12/Брейгель - страница 12




Доктор Розенберг.

Ваш Дагоберт был дурной актёр, согласитесь.


Прекрасная Дама.

Да что Вы, Доктор. Вы просто ничего в этом не понимаете. Актёр превосходный, умный. Мешал ему этот его южный харьковский выговор. Он часто комкал слова.


Доктор Розенберг.

Я видел его Тузенбаха. Он точно изобразил сам себя. Бароном больше, бароном меньше – не всё ли равно! Если хорошо играть себя – актёрское достоинство, то значит, Вы правы и он таки неплох.


Прекрасная Дама.

Вообще говоря, он не был красив. Но тело, тело! Такое удлинённое, гибкое, сильное. Движения молодого хищника. Полная противоположность гипсовому блоку. И какая обаятельная улыбка! Два ровных ряда зубов. Альпийской белизны.


Доктор Розенберг.

Зубы исчезнут от нынешней цинги. В Петрограде уже давно нет ни одного мандарина, не говоря уже о лимоне. А беззубый паж вам не понадобится.


Прекрасная Дама.

Вдруг выяснилось, что и во мне, и в нём бурлит молодая кровь. Я никогда не знала прежде, как это бывает. Ни с одним из любовников и тем более – с Блоком. Саша никогда не был теплокровным животным. Мой отец сказал бы, что такие существа не относятся к классу млекопитающих. А млекопитающие – то же самое, что звери. Мужчина должен быть хоть немного зверем, иначе неинтересно. Даже если ты старуха почти что сорока лет.


Старуха.

Всякая молодая тварь хочет назвать себя старухой. Старость надо ещё заслужить. Она не отдаётся бесплатно.


Прекрасная Дама.

В тот день, после репетиции и обеда, в немногие оставшиеся до спектакля часы, мы сидели в моём маленьком гостиничном номере, на пыльном диванчике. Было уже темно, на потолке горела электрическая лампочка – убогая, простенькая. И в этот прямо момент я захотела стать Венерой Джорджоне. Ну или Тициана, всё равно. Или Олимпией прошловечного Мане. Я сняла с себя всё и распустила свой плащ золотых волос, всегда лёгких, волнистых, холёных. Отбросила одеяло на спинку кровати. Гостиничную стенку я всегда завешивала простынёй, также спинку кровати у подушек. Я протянулась на фоне этой снежной белизны и знала, что контуры тела еле-еле на ней намечаются, что я могу не бояться грубого, прямого света, падающего с потолка. Когда паж Дагоберт повернулся…


Доктор Розенберг.

Александр Александрович не вернётся прямо сейчас?


Прекрасная Дама.

Началось какое-то торжество, вне времени и пространства. Помню только его восклицание: «А-а-а… что же это такое?» Помню, что он так и смотрел издали, схватившись за голову, и только умолял иногда не шевелиться… Сколько времени это длилось? Секунды или долгие минуты? Большего блаженства я не знала ни до, ни после.


Доктор Розенберг.

И вы оставили ребёнка – против ужаса материнства?


Прекрасная Дама.

Я спасовала, я смирилась. Против себя, против всего моего самого дорогого. Томительные месяцы ожидания. С отвращением я глядела, как уродуется тело, как грубеют мои маленькие груди, как растягивается кожа живота. Я не находила в душе ни одного уголка, которым могла бы полюбить гибель своей красоты. Каким-то поверхностным покорством готовилась к встрече ребёнка, готовила всё, как всякая настоящая мать. Даже душу как-то приспособила.

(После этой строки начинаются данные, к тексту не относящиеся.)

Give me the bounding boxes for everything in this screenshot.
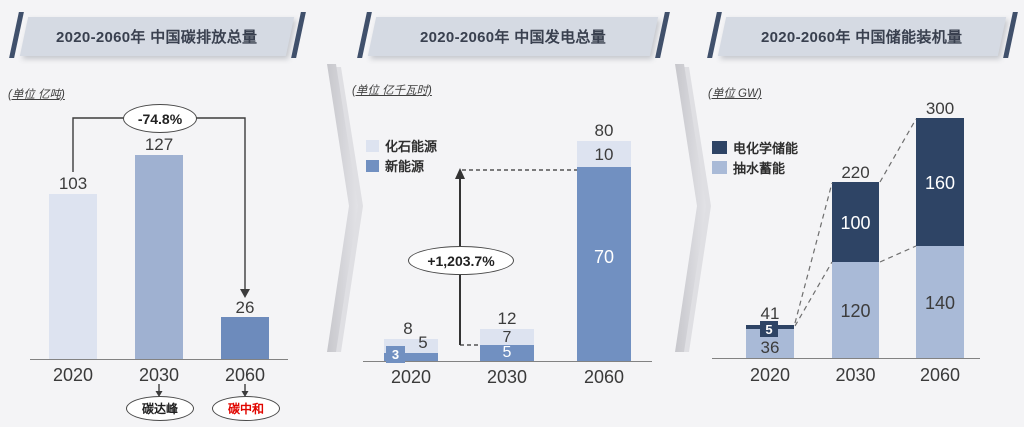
dashed-connector-line xyxy=(879,245,917,263)
axis-label-2030: 2030 xyxy=(138,365,180,385)
segment-label-2030-electrochemical: 100 xyxy=(840,213,871,233)
panel-header: 2020-2060年 中国发电总量 xyxy=(367,17,659,56)
x-axis xyxy=(712,358,980,360)
value-label-2020: 103 xyxy=(58,174,88,193)
bar-2060-pumpedhydro xyxy=(916,246,964,358)
axis-label-2060: 2060 xyxy=(224,365,266,385)
chevron-right-icon xyxy=(327,64,363,352)
segment-label-2060-pumpedhydro: 140 xyxy=(924,293,956,313)
segment-label-2060-electrochemical: 160 xyxy=(924,173,956,193)
milestone-carbon-peak-badge: 碳达峰 xyxy=(126,396,194,421)
panel-title: 2020-2060年 中国发电总量 xyxy=(419,29,606,46)
segment-label-2030-fossil: 7 xyxy=(502,329,512,346)
total-label-2030: 220 xyxy=(841,163,870,182)
axis-label-2020: 2020 xyxy=(52,365,94,385)
unit-label: (单位 亿吨) xyxy=(8,89,65,101)
legend-swatch-fossil-icon xyxy=(366,140,379,152)
x-axis xyxy=(363,361,652,363)
bar-2060-fossil xyxy=(577,141,631,167)
segment-label-2020-pumpedhydro: 36 xyxy=(760,338,780,357)
dashed-connector-line xyxy=(879,118,917,183)
bar-2030-electrochemical xyxy=(832,182,879,262)
bar-2020 xyxy=(49,194,97,359)
legend-swatch-pumpedhydro-icon xyxy=(712,161,727,174)
total-label-2060: 80 xyxy=(594,121,614,140)
bar-2060-newenergy xyxy=(577,167,631,361)
legend-label-electrochemical: 电化学储能 xyxy=(733,141,799,156)
arrow-down-icon xyxy=(240,289,250,298)
value-label-2030: 127 xyxy=(144,135,174,154)
segment-label-2020-fossil: 5 xyxy=(418,333,428,352)
legend-swatch-electrochemical-icon xyxy=(712,141,727,154)
legend-label-fossil: 化石能源 xyxy=(385,139,438,154)
total-label-2020: 41 xyxy=(760,304,780,323)
axis-label-2030: 2030 xyxy=(486,367,528,387)
dashed-connector-line xyxy=(794,182,833,324)
bar-2060-electrochemical xyxy=(916,118,964,246)
chevron-right-icon xyxy=(675,64,711,352)
x-axis xyxy=(30,359,288,361)
segment-label-2020-electrochemical: 5 xyxy=(760,321,778,337)
total-label-2030: 12 xyxy=(497,309,517,328)
total-label-2020: 8 xyxy=(403,319,413,338)
panel-title: 2020-2060年 中国碳排放总量 xyxy=(56,29,258,46)
bar-2060 xyxy=(221,317,269,359)
bar-2020-newenergy xyxy=(384,353,438,361)
bar-2030-pumpedhydro xyxy=(832,262,879,358)
axis-label-2060: 2060 xyxy=(919,365,961,385)
dashed-connector-line xyxy=(794,261,833,327)
legend-label-newenergy: 新能源 xyxy=(385,159,425,174)
arrow-up-icon xyxy=(455,168,465,179)
bar-2030 xyxy=(135,155,183,359)
milestone-carbon-neutral-badge: 碳中和 xyxy=(212,396,280,421)
bar-2030-newenergy xyxy=(480,345,534,361)
panel-header: 2020-2060年 中国碳排放总量 xyxy=(19,17,295,56)
segment-label-2020-newenergy: 3 xyxy=(386,346,405,363)
legend-label-pumpedhydro: 抽水蓄能 xyxy=(733,161,786,176)
axis-label-2020: 2020 xyxy=(749,365,791,385)
growth-annotation-badge: +1,203.7% xyxy=(408,246,514,275)
value-label-2060: 26 xyxy=(235,298,255,317)
legend-swatch-newenergy-icon xyxy=(366,160,379,172)
segment-label-2060-fossil: 10 xyxy=(594,145,614,164)
panel-title: 2020-2060年 中国储能装机量 xyxy=(761,29,963,46)
unit-label: (单位 亿千瓦时) xyxy=(352,85,432,97)
panel-header: 2020-2060年 中国储能装机量 xyxy=(717,17,1007,56)
change-annotation-badge: -74.8% xyxy=(123,104,197,133)
bar-2030-fossil xyxy=(480,329,534,345)
axis-label-2030: 2030 xyxy=(835,365,876,385)
segment-label-2060-newenergy: 70 xyxy=(593,247,615,267)
axis-label-2060: 2060 xyxy=(583,367,625,387)
unit-label: (单位 GW) xyxy=(708,88,762,100)
total-label-2060: 300 xyxy=(925,99,955,118)
segment-label-2030-pumpedhydro: 120 xyxy=(840,301,871,321)
segment-label-2030-newenergy: 5 xyxy=(502,344,512,361)
axis-label-2020: 2020 xyxy=(390,367,432,387)
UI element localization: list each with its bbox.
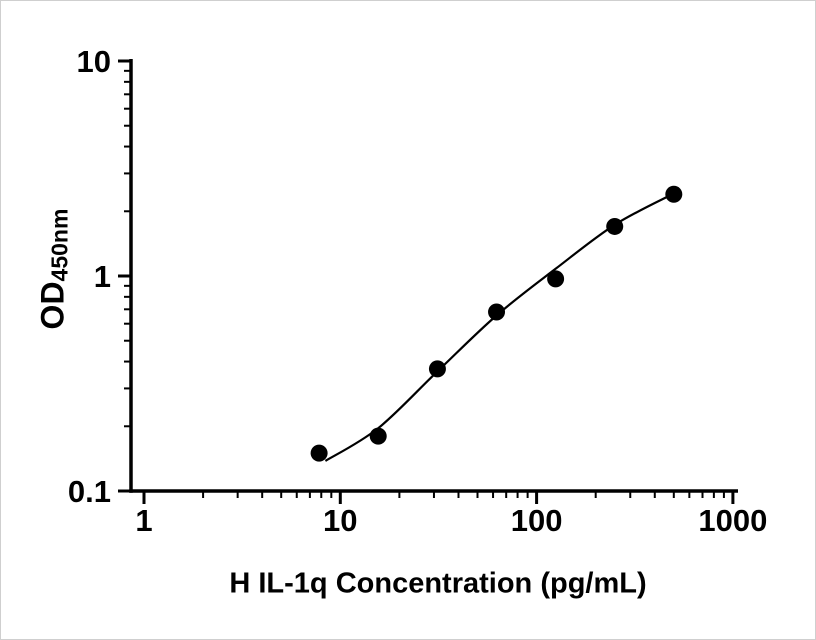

Я была одна, совершенно одна. Мама и сестра – в Париже. И даже свекровь – в Ревеле. Как бы она ко мне ни относилась, она бы помогла. Саша был рядом, но вы же понимаете, что такое его рядом.


Доктор Розенберг.

Как врач скажу вам, что этот ребёнок не мог не умереть. Он не был нужен никому ещё до рождения. Детей нельзя рожать из безысходности. Но если бы он родился – о, тогда бы вы страху натерпелись. Он, такой весь чуждый и нежеланный, точно вырос бы в революционера-головореза. Или наркомана без шансов. И сдал бы вас Чрезвычайной Комиссии, чтобы вселиться в вашу квартиру с подругой-алкоголичкой.